My view on unsupported Mothers

Parenting is hard. Doing it without much (or any) help is even harder. Woman can be supported, or not, in so many different areas, the sum of which makes our experiences vastly different.

Some of us having loving family nearby to come and watch the kids while we get some things down, someone nearby to call if we aren’t coping and keeping it all together.

Some of us have great husbands who work from home or hours that mean they can share the responsibility (and joys) of parenting.

A few women I know work in amazing jobs that allow them to take their children to work with them, drop them off in their employer’s crèche or work flexible hours while they find their feet as a mum. Some woman earn enough or have saved enough or have husbands who earn enough that they can get a nanny or an au pair or have their home cleaned a few times a week to make things easier.

I personally don’t believe that any one of these factors paints a whole picture and it is very silly to compare, because I have met women from all walks of life doing parenting alone (even married ones!) as well as women with amazing support networks around them even though they became a single mother at 15.
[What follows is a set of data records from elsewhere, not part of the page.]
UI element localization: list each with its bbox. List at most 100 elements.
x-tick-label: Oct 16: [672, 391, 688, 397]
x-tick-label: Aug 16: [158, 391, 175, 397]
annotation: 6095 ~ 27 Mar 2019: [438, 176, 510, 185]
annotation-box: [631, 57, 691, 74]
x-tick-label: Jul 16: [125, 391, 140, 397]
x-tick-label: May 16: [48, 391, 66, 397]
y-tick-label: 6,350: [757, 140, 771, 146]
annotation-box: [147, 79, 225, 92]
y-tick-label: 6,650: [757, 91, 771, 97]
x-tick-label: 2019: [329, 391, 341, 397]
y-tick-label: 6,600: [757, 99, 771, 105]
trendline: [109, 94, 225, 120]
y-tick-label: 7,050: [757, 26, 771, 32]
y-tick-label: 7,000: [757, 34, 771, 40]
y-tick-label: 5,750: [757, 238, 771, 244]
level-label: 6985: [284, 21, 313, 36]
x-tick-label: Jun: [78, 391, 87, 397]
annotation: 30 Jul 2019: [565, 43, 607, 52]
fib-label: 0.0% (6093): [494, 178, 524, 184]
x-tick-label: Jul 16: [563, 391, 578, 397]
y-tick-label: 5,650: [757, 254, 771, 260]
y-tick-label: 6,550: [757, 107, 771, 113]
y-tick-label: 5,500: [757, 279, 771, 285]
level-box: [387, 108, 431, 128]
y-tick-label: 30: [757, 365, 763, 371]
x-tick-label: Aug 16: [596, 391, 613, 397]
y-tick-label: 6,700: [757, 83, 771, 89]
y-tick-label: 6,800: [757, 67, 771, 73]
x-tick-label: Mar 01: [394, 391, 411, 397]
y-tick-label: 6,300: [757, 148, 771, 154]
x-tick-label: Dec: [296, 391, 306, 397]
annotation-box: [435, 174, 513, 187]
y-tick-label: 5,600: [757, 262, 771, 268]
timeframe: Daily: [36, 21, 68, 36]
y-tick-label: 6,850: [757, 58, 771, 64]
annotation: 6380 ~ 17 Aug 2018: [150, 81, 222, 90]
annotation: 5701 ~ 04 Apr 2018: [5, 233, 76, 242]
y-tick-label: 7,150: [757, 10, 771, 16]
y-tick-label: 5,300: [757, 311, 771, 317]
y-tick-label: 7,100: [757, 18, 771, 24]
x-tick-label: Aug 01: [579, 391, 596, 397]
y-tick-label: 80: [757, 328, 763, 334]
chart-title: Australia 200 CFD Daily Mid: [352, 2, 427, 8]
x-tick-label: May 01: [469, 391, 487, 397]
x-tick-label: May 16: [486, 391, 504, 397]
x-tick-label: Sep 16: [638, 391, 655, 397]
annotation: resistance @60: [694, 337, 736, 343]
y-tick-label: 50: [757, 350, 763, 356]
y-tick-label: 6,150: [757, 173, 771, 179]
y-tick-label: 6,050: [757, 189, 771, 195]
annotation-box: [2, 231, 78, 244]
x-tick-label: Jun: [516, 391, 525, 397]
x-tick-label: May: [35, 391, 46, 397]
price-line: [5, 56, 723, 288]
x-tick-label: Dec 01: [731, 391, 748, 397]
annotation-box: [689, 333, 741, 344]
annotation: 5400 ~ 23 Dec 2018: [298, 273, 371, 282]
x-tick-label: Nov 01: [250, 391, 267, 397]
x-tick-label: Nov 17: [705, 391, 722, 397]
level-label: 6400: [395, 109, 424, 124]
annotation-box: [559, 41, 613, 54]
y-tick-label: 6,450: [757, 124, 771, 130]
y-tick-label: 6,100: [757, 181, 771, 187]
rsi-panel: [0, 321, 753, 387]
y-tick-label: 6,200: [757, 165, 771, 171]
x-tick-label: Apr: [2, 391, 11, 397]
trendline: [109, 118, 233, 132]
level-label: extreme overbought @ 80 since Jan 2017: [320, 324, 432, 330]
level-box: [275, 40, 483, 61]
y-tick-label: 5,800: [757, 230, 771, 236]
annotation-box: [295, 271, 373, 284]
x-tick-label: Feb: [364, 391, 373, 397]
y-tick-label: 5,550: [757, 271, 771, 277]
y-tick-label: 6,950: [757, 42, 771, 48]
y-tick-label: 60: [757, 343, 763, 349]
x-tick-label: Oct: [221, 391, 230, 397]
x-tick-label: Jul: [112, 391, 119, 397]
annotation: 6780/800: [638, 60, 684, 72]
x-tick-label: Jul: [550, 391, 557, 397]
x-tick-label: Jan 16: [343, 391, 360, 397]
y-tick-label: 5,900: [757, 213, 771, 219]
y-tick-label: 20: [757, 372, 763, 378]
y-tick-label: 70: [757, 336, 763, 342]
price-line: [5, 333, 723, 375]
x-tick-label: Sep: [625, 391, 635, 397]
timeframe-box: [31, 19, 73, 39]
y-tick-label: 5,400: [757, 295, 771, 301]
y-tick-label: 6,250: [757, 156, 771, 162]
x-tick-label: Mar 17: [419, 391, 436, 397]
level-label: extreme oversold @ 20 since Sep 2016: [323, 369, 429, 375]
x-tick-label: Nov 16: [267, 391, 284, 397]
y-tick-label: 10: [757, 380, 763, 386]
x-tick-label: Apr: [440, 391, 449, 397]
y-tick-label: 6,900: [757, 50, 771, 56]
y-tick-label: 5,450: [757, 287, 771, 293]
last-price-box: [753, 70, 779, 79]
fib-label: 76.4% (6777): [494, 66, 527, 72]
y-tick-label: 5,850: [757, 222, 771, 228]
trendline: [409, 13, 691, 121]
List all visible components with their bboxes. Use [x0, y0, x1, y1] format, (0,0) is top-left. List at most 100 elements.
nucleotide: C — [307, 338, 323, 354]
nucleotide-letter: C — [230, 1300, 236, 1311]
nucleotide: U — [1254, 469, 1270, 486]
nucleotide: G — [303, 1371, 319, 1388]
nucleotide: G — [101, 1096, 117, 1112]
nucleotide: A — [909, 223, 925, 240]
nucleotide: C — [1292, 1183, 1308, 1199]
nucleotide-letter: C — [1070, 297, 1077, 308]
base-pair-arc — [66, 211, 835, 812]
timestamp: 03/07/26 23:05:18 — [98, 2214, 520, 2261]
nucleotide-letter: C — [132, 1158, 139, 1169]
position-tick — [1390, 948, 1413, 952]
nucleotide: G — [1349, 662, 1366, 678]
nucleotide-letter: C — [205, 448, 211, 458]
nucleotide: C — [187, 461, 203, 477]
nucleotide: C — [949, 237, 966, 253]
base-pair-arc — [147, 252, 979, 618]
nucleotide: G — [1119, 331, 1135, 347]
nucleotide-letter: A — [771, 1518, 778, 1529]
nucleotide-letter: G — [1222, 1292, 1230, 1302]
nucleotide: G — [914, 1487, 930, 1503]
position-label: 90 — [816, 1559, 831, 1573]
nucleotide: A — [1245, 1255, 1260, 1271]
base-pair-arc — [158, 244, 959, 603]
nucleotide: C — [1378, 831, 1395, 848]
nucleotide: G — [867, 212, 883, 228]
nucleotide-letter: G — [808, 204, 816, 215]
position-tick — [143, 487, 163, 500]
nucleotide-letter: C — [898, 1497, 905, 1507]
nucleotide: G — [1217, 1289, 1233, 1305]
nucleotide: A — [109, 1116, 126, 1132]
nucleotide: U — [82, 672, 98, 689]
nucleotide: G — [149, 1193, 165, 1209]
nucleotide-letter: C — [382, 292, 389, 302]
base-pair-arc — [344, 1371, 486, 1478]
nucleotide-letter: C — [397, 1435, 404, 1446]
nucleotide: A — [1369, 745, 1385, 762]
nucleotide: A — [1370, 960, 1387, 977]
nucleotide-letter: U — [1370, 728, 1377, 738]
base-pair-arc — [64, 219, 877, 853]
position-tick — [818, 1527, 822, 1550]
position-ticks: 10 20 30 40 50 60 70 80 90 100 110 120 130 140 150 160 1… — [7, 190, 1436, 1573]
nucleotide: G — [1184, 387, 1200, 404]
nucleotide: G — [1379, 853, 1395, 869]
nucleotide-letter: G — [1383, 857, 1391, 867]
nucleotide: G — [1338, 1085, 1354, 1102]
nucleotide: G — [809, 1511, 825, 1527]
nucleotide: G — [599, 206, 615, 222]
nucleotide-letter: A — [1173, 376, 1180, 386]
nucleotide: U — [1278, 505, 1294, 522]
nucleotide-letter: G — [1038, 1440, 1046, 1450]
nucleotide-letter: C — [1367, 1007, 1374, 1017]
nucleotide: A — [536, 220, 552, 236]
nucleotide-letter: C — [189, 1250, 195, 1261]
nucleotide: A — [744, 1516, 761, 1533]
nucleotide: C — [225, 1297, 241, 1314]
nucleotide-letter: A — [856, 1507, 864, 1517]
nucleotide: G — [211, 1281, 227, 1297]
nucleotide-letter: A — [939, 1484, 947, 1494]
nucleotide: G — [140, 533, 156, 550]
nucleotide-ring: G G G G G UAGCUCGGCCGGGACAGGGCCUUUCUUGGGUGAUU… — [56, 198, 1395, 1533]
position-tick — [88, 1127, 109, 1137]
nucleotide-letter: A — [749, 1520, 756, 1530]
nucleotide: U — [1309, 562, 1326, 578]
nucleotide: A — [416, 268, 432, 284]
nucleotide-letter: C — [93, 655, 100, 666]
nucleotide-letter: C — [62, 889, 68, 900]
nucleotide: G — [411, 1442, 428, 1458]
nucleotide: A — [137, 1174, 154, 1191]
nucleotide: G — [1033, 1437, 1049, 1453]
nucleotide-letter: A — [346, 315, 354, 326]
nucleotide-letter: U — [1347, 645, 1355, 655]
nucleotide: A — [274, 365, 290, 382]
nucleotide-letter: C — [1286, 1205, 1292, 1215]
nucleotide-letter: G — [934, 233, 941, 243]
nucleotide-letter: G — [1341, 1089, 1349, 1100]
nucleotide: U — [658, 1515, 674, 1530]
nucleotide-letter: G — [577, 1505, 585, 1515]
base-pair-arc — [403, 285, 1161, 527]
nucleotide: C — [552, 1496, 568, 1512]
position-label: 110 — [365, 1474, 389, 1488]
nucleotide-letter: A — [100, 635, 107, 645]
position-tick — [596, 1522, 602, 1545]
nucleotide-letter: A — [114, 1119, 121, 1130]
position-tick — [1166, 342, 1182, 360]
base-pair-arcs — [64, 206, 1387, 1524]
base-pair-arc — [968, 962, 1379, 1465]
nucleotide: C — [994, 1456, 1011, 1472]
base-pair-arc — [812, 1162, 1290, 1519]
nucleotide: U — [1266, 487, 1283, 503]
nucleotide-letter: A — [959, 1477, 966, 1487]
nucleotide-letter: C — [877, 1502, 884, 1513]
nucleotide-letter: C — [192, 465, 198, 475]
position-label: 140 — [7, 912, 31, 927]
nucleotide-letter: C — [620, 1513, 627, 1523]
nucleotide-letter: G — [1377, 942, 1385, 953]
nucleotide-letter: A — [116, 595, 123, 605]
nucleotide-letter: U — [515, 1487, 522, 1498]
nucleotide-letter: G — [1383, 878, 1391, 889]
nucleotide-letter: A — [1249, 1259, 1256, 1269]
One of my favourite quotes is that “It takes a village to raise a child” and when Kristy (The Imperfect Mum) says “our ‘old style’ village no longer exists”, she is right. Families have changed a lot and women are expected to do so much more.

Although I feel blessed to have the people I do have around that have supported my journey as a mother and helped my children grow into the beautiful little creatures (!) they are, I didn’t really have a lot of support to become a mother. I don’t have family around the corner to call up and take the kids for an hour or two if things get crazy (as they often do!).

I am married but my husband is away for weeks at a time which leaves me solely responsible for the children often. I miss having someone to come home in the evening and bath the kids after a hectic day or let me sleep in once in a while. He is a great dad when he is here which sometimes makes it even harder when he goes back to work, the kids miss him immensely and it’s me left dealing with the emotions they are feeling.

My husband and I both come from smaller families and only have contact with one of four grandparents, which is really sad. Even then, the one we do see is working long hours and this is a reality many grandparents (especially woman) coming up to retirement face.

I often reflect on the way that the family unit has changed and broken down over the last 50 years. People move more often, divorce rates are higher, we work longer hours and both mum and dad often have to be out of the home often.

For me, the support of friends and other woman has become invaluable to fill in the gaps. I moved 2000kms a few years before having kids so I had to do my best to create a network of friends in a short time. I miss the depth of childhood friendships, but make the most of time on the phone. We have to find ways to weave a community from what we have, however untraditional it is.

There are so many mums raising children in very difficult situations and I think that, especially as woman, we should do anything we can to ease the stress, isolation and difficulty of other mums we know; offering to cook a meal, babysit for a few hours or swap care of children, anything we can think of to rebuild the community we desperately need.

I am frequently inspired by answers to questions on the IM page, with readers who don’t even know each other offering very real, genuine and practical support. We need to build more villages so our children do know what a community is, and do it because it is crucial to hold individuals, families and society together.

Often, as mothers, we know instinctively we are first and foremost our children’s support but we do need to ask for help and do what we can to stop from burning out.

If you are feeling you need some support, find an online or face to face parenting group, or if you are at breaking point, pick up the phone and call Parent Line in your state or Life Line 13 11 14.

Here’s to happy village building

Keira

About me

As a mummy of two beautiful little boys, I have realised that the definition of motherhood, as well as the landscape we parent within, has rapidly changed.

We all have very unique challenges facing us as parents and I feel inclusive, open discussion is a beautiful way to share the knowledge we have and support each other on this journey.

I believe mothers are an invaluable, but often under represented part of our society, which is why I enjoy writing in this area so much.

Posted in:  Sisterhood Stories

2 Replies

Auriana Jensen

I couldn't agree more! Parenting is hard, single parenting harder and parenting without support the toughest of them all. When I became a single mother I was scared how I would cope but with the support of my family, friends and neighbors I am actually coping better!! So many people are in the same boat and we can help each other. When you have had a tough week grab a friend with similar ages kids and head to a park, beach, grab a coffee/wine and chat while kids play. Just talking to parents in similar situations has helped me (cope mentally and put plans into action how do resolve difficult situations).

Loretta

When I reflect on mums I know who are doing/have done it tough, I am humbled and amazed by the strength of the human spirit. There are a lot of amazing mums doing their best, despite the fact they have no real help or support. My mum was one such example and I will be eternally grateful for everything she did for me. I agree with you about the lack of village style parenting, it does need to change. Hopefully by spreading awareness we can bring it back into our culture for good! It sounds like your situation isn't an easy one. It's great that you are communicating and building awareness of the issue.